Я открываю машину и выпускаю на волю моего друга, брата и вообще родное существо - пса Бонапарта. Пользуясь свободой, молодостью и любопытством пёс тут же пружинно взлетает к облакам на крутую, снежную горку, оставленную бульдозером и встает в красивую позу Наполеона.
Бывает у него такое: замрет неподвижно, накренив вперед свой мощный торс и насколько возможно вытянув свою тупорылую мордаху в сторону ветра. В этом положении он жадно вдыхает в себя зимние запахи родного края, простирающиеся до бесконечного ёлочного горизонта. Его поза, силуэт красивого бойцовского пса, какая то напряженность и готовность к действие является средоточением силы, воли и псинного благородства. Он никогда не укусит бабушку или дитё.

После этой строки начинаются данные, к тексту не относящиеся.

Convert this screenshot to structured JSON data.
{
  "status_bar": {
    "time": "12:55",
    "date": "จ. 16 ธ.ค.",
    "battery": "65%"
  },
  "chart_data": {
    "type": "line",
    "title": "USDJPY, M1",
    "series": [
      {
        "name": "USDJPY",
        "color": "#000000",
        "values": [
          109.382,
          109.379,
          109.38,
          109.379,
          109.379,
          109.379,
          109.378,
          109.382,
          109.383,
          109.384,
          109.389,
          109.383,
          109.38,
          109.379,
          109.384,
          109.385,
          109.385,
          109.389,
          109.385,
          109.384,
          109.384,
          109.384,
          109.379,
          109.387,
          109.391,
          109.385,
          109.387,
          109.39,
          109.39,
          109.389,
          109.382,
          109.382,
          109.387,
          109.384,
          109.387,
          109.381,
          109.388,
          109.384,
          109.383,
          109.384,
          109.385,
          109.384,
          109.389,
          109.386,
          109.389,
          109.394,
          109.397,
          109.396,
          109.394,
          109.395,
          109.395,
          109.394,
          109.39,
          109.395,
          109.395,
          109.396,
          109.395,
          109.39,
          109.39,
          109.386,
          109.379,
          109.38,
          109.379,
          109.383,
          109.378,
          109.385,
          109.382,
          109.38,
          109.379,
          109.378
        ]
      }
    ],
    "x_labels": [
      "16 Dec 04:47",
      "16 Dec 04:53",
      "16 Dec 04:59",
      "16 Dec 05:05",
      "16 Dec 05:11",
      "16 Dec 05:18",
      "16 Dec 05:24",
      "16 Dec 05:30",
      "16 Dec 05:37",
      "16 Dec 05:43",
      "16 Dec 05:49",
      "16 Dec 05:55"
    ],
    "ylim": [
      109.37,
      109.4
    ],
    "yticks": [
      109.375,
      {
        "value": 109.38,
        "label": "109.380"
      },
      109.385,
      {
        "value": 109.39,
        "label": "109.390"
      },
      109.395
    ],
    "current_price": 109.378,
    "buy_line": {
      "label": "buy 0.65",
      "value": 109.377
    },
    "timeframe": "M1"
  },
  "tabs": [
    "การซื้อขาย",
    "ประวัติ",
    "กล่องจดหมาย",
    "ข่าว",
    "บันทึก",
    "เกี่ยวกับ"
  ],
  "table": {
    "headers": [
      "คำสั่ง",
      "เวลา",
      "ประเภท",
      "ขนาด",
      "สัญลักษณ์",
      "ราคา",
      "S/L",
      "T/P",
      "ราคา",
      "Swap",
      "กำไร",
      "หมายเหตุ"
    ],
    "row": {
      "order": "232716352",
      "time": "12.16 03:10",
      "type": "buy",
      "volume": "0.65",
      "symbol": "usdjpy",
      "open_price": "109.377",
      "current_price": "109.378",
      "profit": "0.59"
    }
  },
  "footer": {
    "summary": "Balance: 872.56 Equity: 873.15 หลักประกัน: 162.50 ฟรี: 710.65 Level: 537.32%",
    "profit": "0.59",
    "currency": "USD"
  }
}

В эту минуту его одолевает власть суровой действительности, которая невозмутима и нема, как сама природа. Она холодна, несправедлива и совсем безучастна к собачьему настроению. К тихой и светлой радости псины, в силу своего неуемного темперамента, изнемогшей в ограниченной городской душегубке на первом этаже.
-Бося! – кричу я собаке, докурив и затоптав сигарету, - поехали, бамбино. Цыгель, цыгель, ай лю-лю.
Пёс только на секунду поворачивает квадратную голову в мою сторону, но и за эту секунду в его карих глазах можно прочесть большей частью немой укор: - да, что ты, хозяин, смыслишь во всем этом?! Погляди, красотища-то какая кругом! А запахи?! Запахи-то какие?! Свежесть, лес, поле, горизонт, солома, следы чьи-то на снегу?... Вон у столба какая-то собака ногу задирала... Надо же проверить, кто да чего?.. Почему на мою территорию забрел, зачем? По какому такому праву? Ты постой. Повнимай матери природы. Повдыхай ее в себя. Ведь и ты часть природы. Не суетись. Будь, как она степенна, величава и рациональна?!
-Цыгель! - кричу собаке, - некогда, некогда, Бося... Потом побегаешь.. Как-нибудь. В следующий раз.
Бонапарт нехотя спускается с горы, торопливо помечает место пребывания и, вроде бы еще более сморщив свою и без того богом сморщенную мордаху запрыгивает в машину. До следующего раза.